Going directly up the ridge was the only option because the ledges and gullies left of the ridge that would normally be an option held too much snow and looked too dangerous. We plodded through the snow and quickly came to the first major obstacle, a 15 foot high blocky ridge step. We worked our way around to the right of it and looked for a way up. I tried a class 4 chimney but backed off because of snow and ice. At this point we started to wonder if we were going to successfully make it to the summit today. A disheartening thought, as close as we were! But I thought, we have plenty of time, let’s poke around and see what we can do. We scrambled over boulders and wallowed through deep snow further to the right along the blocky step and found a class 3 notch that we were able to climb up through to regain the crest of the ridge. From there we very carefully picked our way up the snowy ridge, sometimes crawling hand and foot, carefully testing every step and handhold.

brian climbing up the ridge

Soon we reached the crux of the climb, a ten foot high step with no option but to climb directly up it. I found a narrow and very exposed ledge on the left side from which I was able to make a class 3 climb up onto a thin intermediate step and then on up. Brian chose to go directly up a crack on the front of the block that appeared to me to be harder but much less exposed.

brian climbing the crack at the crux block

The terrain above this eased in difficulty somewhat and we slowly picked our way through the snow covered rocks to the summit. We arrived there at 11:30.

me on the summit

 

brian on the summit, with the maroon bells beyond

It took us 40 minutes to climb about 250 yards from the saddle to the summit. We were thrilled to make it, especially in such conditions! The summit turned out to be little more than the highpoint of a narrow and exposed airy ridge. We sat in a chilly breeze for about 25 minutes on the summit gazing at the surrounding spectacular scenery.

view along the ridge north to lightning pyramid

 

view to the southwest from the summit

I was a little uneasy about getting safely back down but we carefully took our time and all went well. It took 25 minutes to descend from the summit to the saddle. The crux block was easier to go down than up, and of course the steep snow slope down from the saddle was far less strenuous to descend. We took a nice break as soon as we reached snowfree terrain and then made our way back down the upper grassy valley. 

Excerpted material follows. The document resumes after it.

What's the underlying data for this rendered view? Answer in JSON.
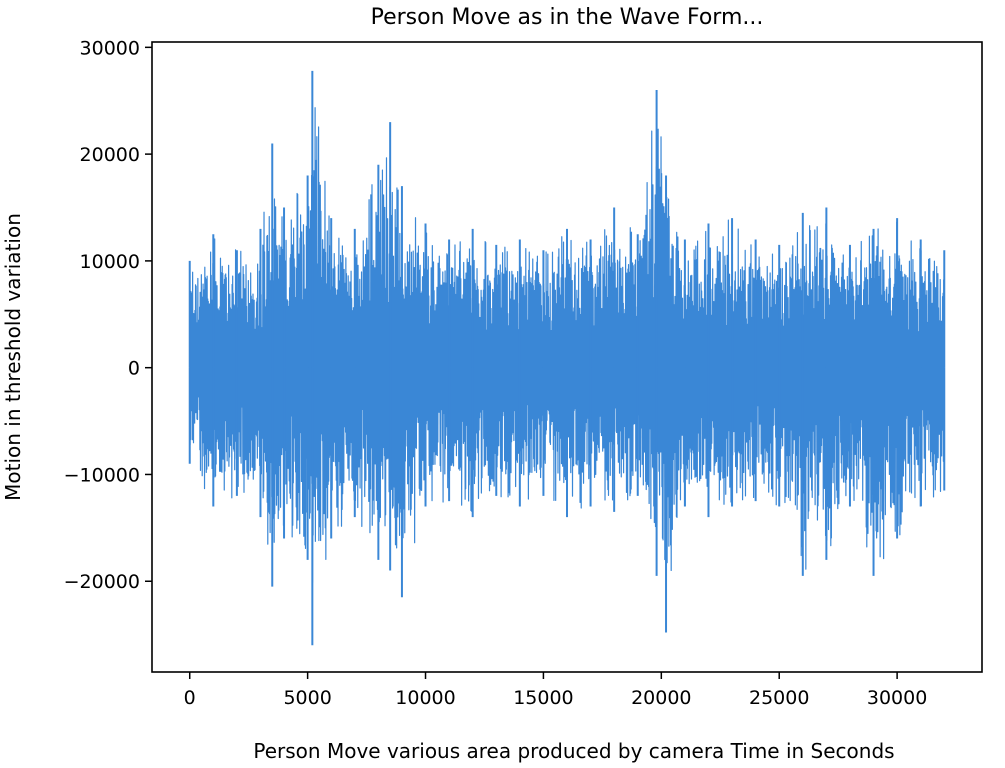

view of the upper valley we went down

We continued down the steep slope back to the main trail in the West Maroon Creek Valley.

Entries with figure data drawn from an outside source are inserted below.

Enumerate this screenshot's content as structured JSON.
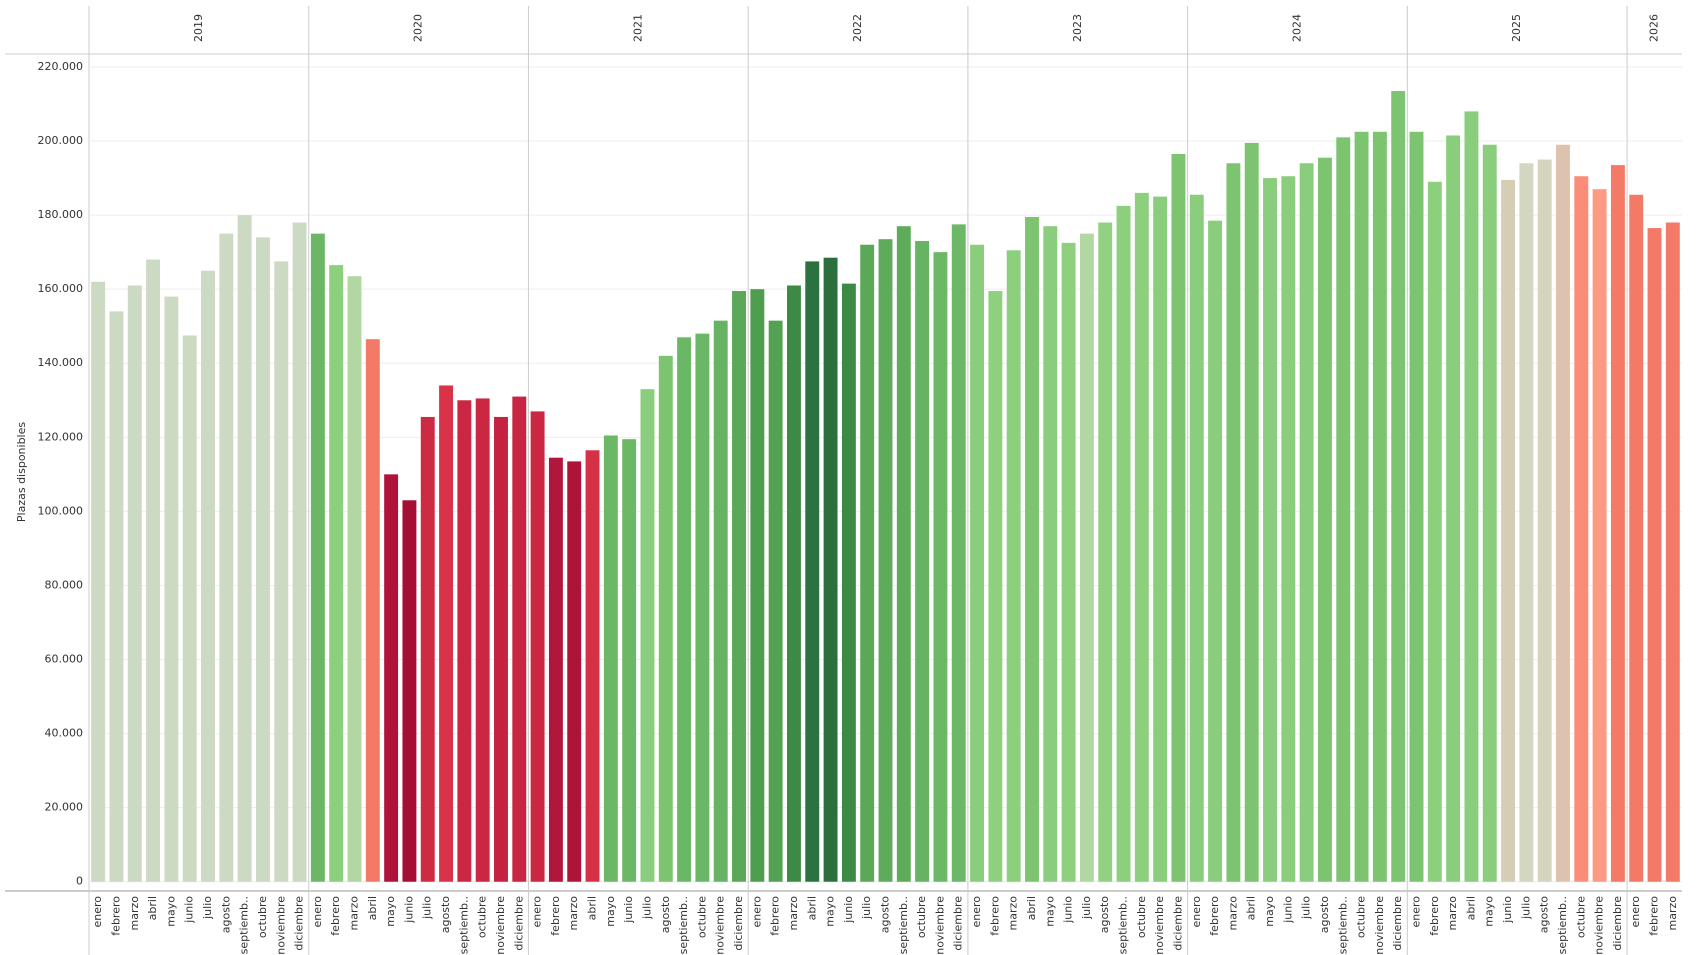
{
  "chart_data": {
    "type": "bar",
    "y_label": "Plazas disponibles",
    "ylim": [
      -2500,
      223500
    ],
    "yticks": [
      0,
      {
        "value": 20000,
        "label": "20.000"
      },
      {
        "value": 40000,
        "label": "40.000"
      },
      {
        "value": 60000,
        "label": "60.000"
      },
      {
        "value": 80000,
        "label": "80.000"
      },
      {
        "value": 100000,
        "label": "100.000"
      },
      {
        "value": 120000,
        "label": "120.000"
      },
      {
        "value": 140000,
        "label": "140.000"
      },
      {
        "value": 160000,
        "label": "160.000"
      },
      {
        "value": 180000,
        "label": "180.000"
      },
      {
        "value": 200000,
        "label": "200.000"
      },
      {
        "value": 220000,
        "label": "220.000"
      }
    ],
    "grid": true,
    "groups": [
      {
        "name": "2019",
        "categories": [
          "enero",
          "febrero",
          "marzo",
          "abril",
          "mayo",
          "junio",
          "julio",
          "agosto",
          "septiemb..",
          "octubre",
          "noviembre",
          "diciembre"
        ],
        "values": [
          162000,
          154000,
          161000,
          168000,
          158000,
          147500,
          165000,
          175000,
          180000,
          174000,
          167500,
          178000
        ],
        "colors": [
          "#ccd9c3",
          "#ccd9c3",
          "#ccd9c3",
          "#ccd9c3",
          "#ccd9c3",
          "#ccd9c3",
          "#ccd9c3",
          "#ccd9c3",
          "#ccd9c3",
          "#ccd9c3",
          "#ccd9c3",
          "#ccd9c3"
        ]
      },
      {
        "name": "2020",
        "categories": [
          "enero",
          "febrero",
          "marzo",
          "abril",
          "mayo",
          "junio",
          "julio",
          "agosto",
          "septiemb..",
          "octubre",
          "noviembre",
          "diciembre"
        ],
        "values": [
          175000,
          166500,
          163500,
          146500,
          110000,
          103000,
          125500,
          134000,
          130000,
          130500,
          125500,
          131000
        ],
        "colors": [
          "#6cb766",
          "#8ccf7c",
          "#b3d7a3",
          "#f47a68",
          "#ae1439",
          "#a60f34",
          "#cd2a44",
          "#d93349",
          "#cb2642",
          "#cc2742",
          "#c52241",
          "#c92442"
        ]
      },
      {
        "name": "2021",
        "categories": [
          "enero",
          "febrero",
          "marzo",
          "abril",
          "mayo",
          "junio",
          "julio",
          "agosto",
          "septiemb..",
          "octubre",
          "noviembre",
          "diciembre"
        ],
        "values": [
          127000,
          114500,
          113500,
          116500,
          120500,
          119500,
          133000,
          142000,
          147000,
          148000,
          151500,
          159500
        ],
        "colors": [
          "#cb2642",
          "#b1163c",
          "#ad1439",
          "#d53146",
          "#6cb866",
          "#6cb866",
          "#8acd7c",
          "#7cc46f",
          "#6ab865",
          "#6ab865",
          "#66b363",
          "#5aa858"
        ]
      },
      {
        "name": "2022",
        "categories": [
          "enero",
          "febrero",
          "marzo",
          "abril",
          "mayo",
          "junio",
          "julio",
          "agosto",
          "septiemb..",
          "octubre",
          "noviembre",
          "diciembre"
        ],
        "values": [
          160000,
          151500,
          161000,
          167500,
          168500,
          161500,
          172000,
          173500,
          177000,
          173000,
          170000,
          177500
        ],
        "colors": [
          "#4f9e50",
          "#53a254",
          "#3c8a43",
          "#2c7240",
          "#2b6f3e",
          "#3c8a43",
          "#5aa858",
          "#5eac5b",
          "#5eac5b",
          "#66b363",
          "#6cb866",
          "#6cb866"
        ]
      },
      {
        "name": "2023",
        "categories": [
          "enero",
          "febrero",
          "marzo",
          "abril",
          "mayo",
          "junio",
          "julio",
          "agosto",
          "septiemb..",
          "octubre",
          "noviembre",
          "diciembre"
        ],
        "values": [
          172000,
          159500,
          170500,
          179500,
          177000,
          172500,
          175000,
          178000,
          182500,
          186000,
          185000,
          196500
        ],
        "colors": [
          "#8acd7c",
          "#8fd07f",
          "#8ccf7d",
          "#7cc46f",
          "#8acd7c",
          "#8fd07f",
          "#b3d7a3",
          "#92d082",
          "#8ccf7d",
          "#8ccf7d",
          "#8acd7c",
          "#7cc46f"
        ]
      },
      {
        "name": "2024",
        "categories": [
          "enero",
          "febrero",
          "marzo",
          "abril",
          "mayo",
          "junio",
          "julio",
          "agosto",
          "septiemb..",
          "octubre",
          "noviembre",
          "diciembre"
        ],
        "values": [
          185500,
          178500,
          194000,
          199500,
          190000,
          190500,
          194000,
          195500,
          201000,
          202500,
          202500,
          213500
        ],
        "colors": [
          "#8acd7c",
          "#8acd7c",
          "#7cc46f",
          "#7cc46f",
          "#8acd7c",
          "#8acd7c",
          "#8acd7c",
          "#7cc46f",
          "#7cc46f",
          "#7cc46f",
          "#7cc46f",
          "#7cc46f"
        ]
      },
      {
        "name": "2025",
        "categories": [
          "enero",
          "febrero",
          "marzo",
          "abril",
          "mayo",
          "junio",
          "julio",
          "agosto",
          "septiemb..",
          "octubre",
          "noviembre",
          "diciembre"
        ],
        "values": [
          202500,
          189000,
          201500,
          208000,
          199000,
          189500,
          194000,
          195000,
          199000,
          190500,
          187000,
          193500
        ],
        "colors": [
          "#7cc46f",
          "#8ccf7d",
          "#8acd7c",
          "#8acd7c",
          "#8acd7c",
          "#d5cdb6",
          "#d3d6c0",
          "#d5d5bf",
          "#ddc3ae",
          "#fb8d78",
          "#fc9a84",
          "#f47a68"
        ]
      },
      {
        "name": "2026",
        "categories": [
          "enero",
          "febrero",
          "marzo"
        ],
        "values": [
          185500,
          176500,
          178000
        ],
        "colors": [
          "#f47a68",
          "#f47a68",
          "#f47a68"
        ]
      }
    ]
  }
}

looking back up at the point, in the center, from the main trail.  the steep slope to the upper valley is in the center

We began to meet a few tourist hikers near Crater Lake. I felt thoroughly beat up and exhausted as we hiked the last few miles back to the trailhead, for we had dealt with a lot of steep terrain and rocky footing all day. We paused at Maroon Lake to take a photo of the Bells. 

the maroon bells

We tramped back to the trailhead at 4:30. A delicious celebratory dinner awaited us at Quincy’s in Leadville a few hours later.